AGEING (Part I – denial) “You look tired” she said she was just being honest and I was tired, I just thought it wasn’t showing. Maybe this is the age the time when things start to show in the lines on my face in the bags under my eyes in the ache of our feet

and our brittle hair and our drying skin and just being tired tired all the time.

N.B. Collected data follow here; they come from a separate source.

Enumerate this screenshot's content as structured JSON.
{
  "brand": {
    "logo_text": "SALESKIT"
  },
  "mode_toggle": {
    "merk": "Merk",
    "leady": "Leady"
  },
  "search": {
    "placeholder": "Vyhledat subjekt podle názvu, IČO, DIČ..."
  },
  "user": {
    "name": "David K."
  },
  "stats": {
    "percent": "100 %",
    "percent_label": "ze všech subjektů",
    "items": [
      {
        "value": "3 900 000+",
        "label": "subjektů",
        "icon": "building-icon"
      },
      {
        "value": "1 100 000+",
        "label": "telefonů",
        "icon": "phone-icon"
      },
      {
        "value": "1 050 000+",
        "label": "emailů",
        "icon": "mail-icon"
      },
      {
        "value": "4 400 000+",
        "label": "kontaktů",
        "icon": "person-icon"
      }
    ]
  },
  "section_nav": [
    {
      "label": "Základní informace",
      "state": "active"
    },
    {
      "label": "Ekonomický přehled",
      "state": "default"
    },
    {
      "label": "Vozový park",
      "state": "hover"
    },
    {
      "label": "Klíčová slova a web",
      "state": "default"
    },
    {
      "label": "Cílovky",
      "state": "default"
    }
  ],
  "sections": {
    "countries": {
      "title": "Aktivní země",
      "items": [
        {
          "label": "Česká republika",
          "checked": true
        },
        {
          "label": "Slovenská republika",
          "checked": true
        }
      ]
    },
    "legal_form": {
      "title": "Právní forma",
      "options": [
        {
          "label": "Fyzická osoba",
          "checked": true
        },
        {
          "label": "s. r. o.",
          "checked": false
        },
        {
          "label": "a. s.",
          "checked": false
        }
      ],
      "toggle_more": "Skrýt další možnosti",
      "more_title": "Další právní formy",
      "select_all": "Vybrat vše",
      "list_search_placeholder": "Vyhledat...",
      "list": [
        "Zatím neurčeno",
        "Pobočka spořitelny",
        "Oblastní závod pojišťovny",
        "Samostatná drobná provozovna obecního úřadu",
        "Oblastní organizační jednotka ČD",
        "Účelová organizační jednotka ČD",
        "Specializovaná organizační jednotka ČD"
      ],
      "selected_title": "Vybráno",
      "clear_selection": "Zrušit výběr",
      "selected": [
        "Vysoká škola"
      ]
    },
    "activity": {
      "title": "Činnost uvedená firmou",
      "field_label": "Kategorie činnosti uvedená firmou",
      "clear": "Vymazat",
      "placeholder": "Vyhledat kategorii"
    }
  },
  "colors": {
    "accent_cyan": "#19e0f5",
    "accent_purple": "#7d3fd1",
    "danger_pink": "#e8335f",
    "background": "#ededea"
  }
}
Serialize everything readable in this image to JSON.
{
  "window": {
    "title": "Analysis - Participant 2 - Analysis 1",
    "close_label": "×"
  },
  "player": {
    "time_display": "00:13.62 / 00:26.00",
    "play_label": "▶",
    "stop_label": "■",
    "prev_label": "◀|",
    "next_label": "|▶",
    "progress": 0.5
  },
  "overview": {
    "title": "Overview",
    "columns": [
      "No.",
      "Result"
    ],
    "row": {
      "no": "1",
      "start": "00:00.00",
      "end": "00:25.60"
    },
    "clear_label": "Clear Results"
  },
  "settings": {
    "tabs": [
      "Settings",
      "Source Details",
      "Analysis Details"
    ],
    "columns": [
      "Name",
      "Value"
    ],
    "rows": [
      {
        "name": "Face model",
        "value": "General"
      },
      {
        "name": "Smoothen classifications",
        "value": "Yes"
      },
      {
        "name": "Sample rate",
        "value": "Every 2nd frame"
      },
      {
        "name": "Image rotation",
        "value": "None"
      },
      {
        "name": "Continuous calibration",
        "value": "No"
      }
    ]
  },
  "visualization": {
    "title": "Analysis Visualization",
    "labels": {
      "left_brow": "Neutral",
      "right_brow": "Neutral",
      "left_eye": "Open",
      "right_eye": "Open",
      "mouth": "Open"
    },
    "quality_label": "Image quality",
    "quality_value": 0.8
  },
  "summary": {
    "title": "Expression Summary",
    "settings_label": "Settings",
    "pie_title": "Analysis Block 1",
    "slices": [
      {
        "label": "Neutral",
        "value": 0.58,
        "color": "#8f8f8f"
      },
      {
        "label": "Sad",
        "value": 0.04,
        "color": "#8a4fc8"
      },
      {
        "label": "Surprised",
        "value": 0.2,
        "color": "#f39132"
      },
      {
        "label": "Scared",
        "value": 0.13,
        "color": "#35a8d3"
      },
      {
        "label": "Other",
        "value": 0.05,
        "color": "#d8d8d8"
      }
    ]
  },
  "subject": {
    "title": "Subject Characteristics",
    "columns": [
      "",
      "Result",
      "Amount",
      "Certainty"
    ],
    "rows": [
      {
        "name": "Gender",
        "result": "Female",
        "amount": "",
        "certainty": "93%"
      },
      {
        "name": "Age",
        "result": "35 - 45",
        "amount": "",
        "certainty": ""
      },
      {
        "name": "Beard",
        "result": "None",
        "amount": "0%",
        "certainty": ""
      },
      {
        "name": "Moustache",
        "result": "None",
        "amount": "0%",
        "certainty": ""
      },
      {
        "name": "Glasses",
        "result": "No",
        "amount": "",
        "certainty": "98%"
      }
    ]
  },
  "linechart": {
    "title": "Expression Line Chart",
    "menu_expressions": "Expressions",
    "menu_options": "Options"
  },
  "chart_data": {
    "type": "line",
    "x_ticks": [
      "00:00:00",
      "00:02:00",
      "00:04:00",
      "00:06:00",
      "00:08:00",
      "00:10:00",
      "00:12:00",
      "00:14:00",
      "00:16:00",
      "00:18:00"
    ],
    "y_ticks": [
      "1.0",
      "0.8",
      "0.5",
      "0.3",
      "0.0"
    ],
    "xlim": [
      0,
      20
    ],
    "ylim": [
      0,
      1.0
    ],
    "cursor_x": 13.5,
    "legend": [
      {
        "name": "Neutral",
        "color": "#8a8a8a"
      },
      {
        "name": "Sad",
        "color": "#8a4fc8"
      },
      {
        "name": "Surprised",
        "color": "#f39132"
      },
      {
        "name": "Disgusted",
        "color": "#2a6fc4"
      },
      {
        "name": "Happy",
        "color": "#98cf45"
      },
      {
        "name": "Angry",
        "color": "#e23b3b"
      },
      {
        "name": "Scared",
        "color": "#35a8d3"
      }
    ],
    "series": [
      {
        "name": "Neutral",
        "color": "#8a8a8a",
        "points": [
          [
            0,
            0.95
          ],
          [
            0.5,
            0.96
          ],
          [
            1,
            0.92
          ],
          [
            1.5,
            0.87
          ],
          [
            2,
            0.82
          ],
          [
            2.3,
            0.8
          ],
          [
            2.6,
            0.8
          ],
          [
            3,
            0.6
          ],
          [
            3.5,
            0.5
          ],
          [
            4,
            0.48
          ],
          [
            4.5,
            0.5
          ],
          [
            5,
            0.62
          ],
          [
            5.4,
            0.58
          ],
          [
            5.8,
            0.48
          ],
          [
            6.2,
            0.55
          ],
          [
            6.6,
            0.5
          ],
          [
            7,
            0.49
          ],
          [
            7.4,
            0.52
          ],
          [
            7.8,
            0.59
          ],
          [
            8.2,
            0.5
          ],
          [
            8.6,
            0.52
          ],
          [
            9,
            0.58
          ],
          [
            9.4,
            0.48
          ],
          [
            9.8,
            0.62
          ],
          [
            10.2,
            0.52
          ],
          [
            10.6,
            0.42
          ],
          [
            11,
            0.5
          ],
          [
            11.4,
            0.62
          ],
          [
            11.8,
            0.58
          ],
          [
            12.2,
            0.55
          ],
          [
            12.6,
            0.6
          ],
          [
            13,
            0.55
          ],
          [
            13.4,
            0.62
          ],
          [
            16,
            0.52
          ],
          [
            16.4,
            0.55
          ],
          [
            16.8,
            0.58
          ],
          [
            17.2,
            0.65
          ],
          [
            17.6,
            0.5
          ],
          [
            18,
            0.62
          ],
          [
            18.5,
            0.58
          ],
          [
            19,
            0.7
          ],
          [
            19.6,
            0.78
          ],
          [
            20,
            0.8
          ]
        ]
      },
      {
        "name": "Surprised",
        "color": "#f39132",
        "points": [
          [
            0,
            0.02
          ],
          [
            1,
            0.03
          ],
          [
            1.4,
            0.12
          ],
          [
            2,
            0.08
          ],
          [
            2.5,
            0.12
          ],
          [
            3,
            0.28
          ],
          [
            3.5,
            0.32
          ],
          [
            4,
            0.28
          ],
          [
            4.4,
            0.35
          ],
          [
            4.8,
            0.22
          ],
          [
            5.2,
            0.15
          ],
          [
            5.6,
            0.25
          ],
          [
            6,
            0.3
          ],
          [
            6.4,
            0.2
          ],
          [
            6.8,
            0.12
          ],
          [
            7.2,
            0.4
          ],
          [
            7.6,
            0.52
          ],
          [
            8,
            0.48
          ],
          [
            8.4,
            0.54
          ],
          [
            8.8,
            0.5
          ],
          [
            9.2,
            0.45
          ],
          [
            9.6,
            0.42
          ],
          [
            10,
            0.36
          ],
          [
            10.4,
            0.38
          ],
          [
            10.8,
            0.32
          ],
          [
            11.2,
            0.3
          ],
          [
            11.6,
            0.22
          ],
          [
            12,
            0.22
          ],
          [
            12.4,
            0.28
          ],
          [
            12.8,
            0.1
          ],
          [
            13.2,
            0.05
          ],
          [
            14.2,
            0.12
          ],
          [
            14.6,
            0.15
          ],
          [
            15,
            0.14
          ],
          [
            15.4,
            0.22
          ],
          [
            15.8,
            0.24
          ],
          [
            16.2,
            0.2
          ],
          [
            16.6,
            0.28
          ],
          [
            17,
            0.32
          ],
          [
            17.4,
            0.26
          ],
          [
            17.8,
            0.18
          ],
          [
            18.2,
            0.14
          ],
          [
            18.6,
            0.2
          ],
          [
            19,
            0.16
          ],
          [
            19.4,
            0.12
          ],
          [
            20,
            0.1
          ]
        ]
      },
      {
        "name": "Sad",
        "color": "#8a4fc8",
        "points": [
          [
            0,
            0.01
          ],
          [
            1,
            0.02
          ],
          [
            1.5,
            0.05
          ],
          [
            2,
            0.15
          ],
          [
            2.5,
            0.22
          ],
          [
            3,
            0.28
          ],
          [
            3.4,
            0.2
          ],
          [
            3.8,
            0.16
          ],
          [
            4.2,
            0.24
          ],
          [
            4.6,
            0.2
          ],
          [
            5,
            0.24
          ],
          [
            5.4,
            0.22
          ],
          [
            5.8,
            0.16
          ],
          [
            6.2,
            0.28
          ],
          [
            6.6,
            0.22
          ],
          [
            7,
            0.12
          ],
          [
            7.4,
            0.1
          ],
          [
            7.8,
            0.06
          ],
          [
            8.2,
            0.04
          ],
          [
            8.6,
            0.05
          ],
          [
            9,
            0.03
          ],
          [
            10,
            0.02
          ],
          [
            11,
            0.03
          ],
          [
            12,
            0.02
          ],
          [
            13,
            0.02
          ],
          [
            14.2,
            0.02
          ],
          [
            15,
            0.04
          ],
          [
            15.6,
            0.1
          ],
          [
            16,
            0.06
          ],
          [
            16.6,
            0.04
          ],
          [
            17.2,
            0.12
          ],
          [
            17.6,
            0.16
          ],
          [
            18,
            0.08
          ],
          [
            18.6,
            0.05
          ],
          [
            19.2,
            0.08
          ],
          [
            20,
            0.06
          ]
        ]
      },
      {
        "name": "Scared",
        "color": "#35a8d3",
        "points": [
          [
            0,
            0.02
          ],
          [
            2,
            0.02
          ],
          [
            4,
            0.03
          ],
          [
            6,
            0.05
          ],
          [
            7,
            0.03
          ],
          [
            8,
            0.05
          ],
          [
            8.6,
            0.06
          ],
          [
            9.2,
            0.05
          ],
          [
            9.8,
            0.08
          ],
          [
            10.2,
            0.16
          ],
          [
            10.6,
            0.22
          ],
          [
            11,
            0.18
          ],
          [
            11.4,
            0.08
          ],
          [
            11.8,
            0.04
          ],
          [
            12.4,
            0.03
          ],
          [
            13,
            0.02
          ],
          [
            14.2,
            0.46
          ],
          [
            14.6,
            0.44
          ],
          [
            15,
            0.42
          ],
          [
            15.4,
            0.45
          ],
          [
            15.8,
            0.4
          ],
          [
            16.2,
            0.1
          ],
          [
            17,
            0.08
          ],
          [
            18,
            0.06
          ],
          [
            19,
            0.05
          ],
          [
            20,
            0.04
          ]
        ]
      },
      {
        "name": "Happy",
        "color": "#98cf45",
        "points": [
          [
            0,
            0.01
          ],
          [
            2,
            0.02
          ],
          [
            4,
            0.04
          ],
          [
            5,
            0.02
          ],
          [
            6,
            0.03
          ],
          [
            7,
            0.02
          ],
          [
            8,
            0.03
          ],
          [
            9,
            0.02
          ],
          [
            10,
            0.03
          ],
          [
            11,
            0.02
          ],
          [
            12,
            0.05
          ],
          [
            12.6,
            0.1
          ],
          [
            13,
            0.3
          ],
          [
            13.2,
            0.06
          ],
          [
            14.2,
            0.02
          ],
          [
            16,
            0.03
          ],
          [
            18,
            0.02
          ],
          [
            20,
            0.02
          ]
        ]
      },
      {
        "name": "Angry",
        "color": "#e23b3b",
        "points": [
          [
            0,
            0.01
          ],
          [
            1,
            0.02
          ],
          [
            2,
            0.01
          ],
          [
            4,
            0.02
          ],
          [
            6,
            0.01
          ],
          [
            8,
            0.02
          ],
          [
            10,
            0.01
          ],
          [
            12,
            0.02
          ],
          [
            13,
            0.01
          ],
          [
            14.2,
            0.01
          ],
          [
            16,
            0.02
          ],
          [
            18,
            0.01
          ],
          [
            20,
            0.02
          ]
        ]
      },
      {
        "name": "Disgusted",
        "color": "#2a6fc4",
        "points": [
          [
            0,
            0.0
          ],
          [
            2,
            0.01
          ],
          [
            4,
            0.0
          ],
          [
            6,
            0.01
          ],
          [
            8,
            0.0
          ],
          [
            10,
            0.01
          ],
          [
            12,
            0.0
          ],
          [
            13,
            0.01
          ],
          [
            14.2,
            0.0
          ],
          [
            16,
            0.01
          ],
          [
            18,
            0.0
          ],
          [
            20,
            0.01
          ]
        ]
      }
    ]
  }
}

(Part II – acceptance) My hands look older I was taking a picture on my phone of something I wrote on my arm with blue pen and I looked at the picture of my wrist on my phone which was wrinkled


I didn’t notice it change I can’t remember what it looked like before but it must have changed. I think it creeps up on you

and suddenly all the models on the cover of Vogue are four or five years younger than you (five, long, years) and they’re there and you’re here and for just a moment you think

“life has passed me by” but of course, it hasn’t, you’ve just Lived. And so you look upon them fondly But you do not wish to go back.

_RAD


“my long hair has always been my comfort blanket so now I have to find other ways to be confident. I got a new job and a hair cut all in one day and I can’t think of a better way to kiss goodbye the catastrophic shit-storm 2018 was.“ GEORGIA


RAQUEL “BOY SHORT” I was told that girls use hair like a shield – to hide. Mine fell just past my shoulders, blonde and pulled straight down by gravity with a sweeping fringe that covered my entire forehead. The endless cycle of spots, which came first? The spot or the fringe? So when I was 14 and the hairdresser asked me what I wanted, I told them: “Cut it all off” “Boy short?” “Yes.” In the school playground, I felt visible for the first time. I had learnt that femininity was something to be ashamed of and that somehow my hair was a physical marker of this. I was happy to shed myself of it. It felt like rebellion, it felt like I had shaken something in the playground. People looked at me differently. People made assumptions about my sexuality. I asked myself, is this what it’s like to be seen? Two years later, my mum got sick and lost her hair. Suddenly, she was very visible and it wasn’t her choice. So when I was 16, and the hairdresser asked me what I wanted, I told them: “Cut it all off” “Boy short?” “No, like my mum.” Being bald taught me that winter is truly cold and I was inducted into the joys of sleeping in hats. This time, my hair was short because I chose it. Choice and the act of solidarity that unified my mother and I, felt like the most feminine thing I could ever do. It was at this time that I had allowed the wiry and wiggly hairs sprout and form little nests in my armpits. It felt powerful to simultaneously grow and to let go. I am 22 now and I wear my hair long and sometimes I cut it all down. I know now that my hair and my physical appearance has no bearing on my gender expression or my sexuality. I see my different haircuts as physical reminders of different phases in my life. The growth and shedding is visible, but only to me.